Please join us for two presentations by Alison Miller Singley and
Zi Lin Sim, graduate students in the Department of Psychology.
Each will discuss their current research on Monday, April 15,
12:00-1:30pm in 3105 Tolman Hall.
Alison Miller Singley:
"Work Hard, Play Harder? How Games May Improve Academic
Achievement"
Abstract:
Reasoning is not only an important life skill, it is also essential
for proficiency in mathematics, which has become a gatekeeper
for academic and professional success. Previous research has
shown that children can improve their reasoning skills through
game-playing. In my current project, I seek to determine
whether instruction in chess, a reasoning-intensive game, can
be similarly beneficial for elementary school children, particularly
as it relates to reasoning, mathematics and cognitive capacity.
Zi Lin Sim:
"Infant's Early Understanding of Coincidence"
Abstract
"Coincidences are surprising events that can provide learners with
the opportunity to revise their theories about how the world works.

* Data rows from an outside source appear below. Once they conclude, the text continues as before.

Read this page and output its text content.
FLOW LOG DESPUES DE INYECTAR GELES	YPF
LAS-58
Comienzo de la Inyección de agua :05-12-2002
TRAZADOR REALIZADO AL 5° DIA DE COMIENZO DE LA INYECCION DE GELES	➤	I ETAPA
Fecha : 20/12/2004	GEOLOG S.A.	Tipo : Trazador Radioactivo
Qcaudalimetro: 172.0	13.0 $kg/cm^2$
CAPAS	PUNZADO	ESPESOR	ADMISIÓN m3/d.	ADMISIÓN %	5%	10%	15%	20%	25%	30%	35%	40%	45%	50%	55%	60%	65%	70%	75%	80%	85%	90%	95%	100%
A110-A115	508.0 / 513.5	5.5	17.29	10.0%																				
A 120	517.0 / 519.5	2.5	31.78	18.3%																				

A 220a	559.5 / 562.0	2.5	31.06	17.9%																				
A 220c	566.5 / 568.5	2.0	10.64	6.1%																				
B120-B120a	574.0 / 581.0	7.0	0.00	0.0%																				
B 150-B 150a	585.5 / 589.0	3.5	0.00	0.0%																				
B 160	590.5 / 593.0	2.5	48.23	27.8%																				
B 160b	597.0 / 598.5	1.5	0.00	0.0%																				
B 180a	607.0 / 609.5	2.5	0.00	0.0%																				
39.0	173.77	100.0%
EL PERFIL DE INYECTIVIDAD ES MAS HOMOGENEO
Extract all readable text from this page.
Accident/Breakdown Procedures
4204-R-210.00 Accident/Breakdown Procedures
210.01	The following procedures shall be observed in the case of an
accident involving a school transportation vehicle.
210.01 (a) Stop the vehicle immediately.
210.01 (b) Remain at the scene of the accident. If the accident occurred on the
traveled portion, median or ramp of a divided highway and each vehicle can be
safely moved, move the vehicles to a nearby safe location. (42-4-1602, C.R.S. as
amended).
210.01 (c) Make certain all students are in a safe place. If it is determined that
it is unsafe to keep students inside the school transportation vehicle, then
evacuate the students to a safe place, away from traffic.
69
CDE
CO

In the current research, we investigate whether infants are truly
sensitive to coincidences, even when such surprising events cannot
be predicted by the computation of mere probabilities. In addition,
we explore whether this sensitivity is translated into action,
encouraging infants to engage inactivities that may enable them to
revise their theories. Results from 2 experiments demonstrate that
infants display a sensitivity to coincidence similar to adult intuitions,
and they selectively explore objects that produce anomalous data
that better supports an alternative theory than their prior theory."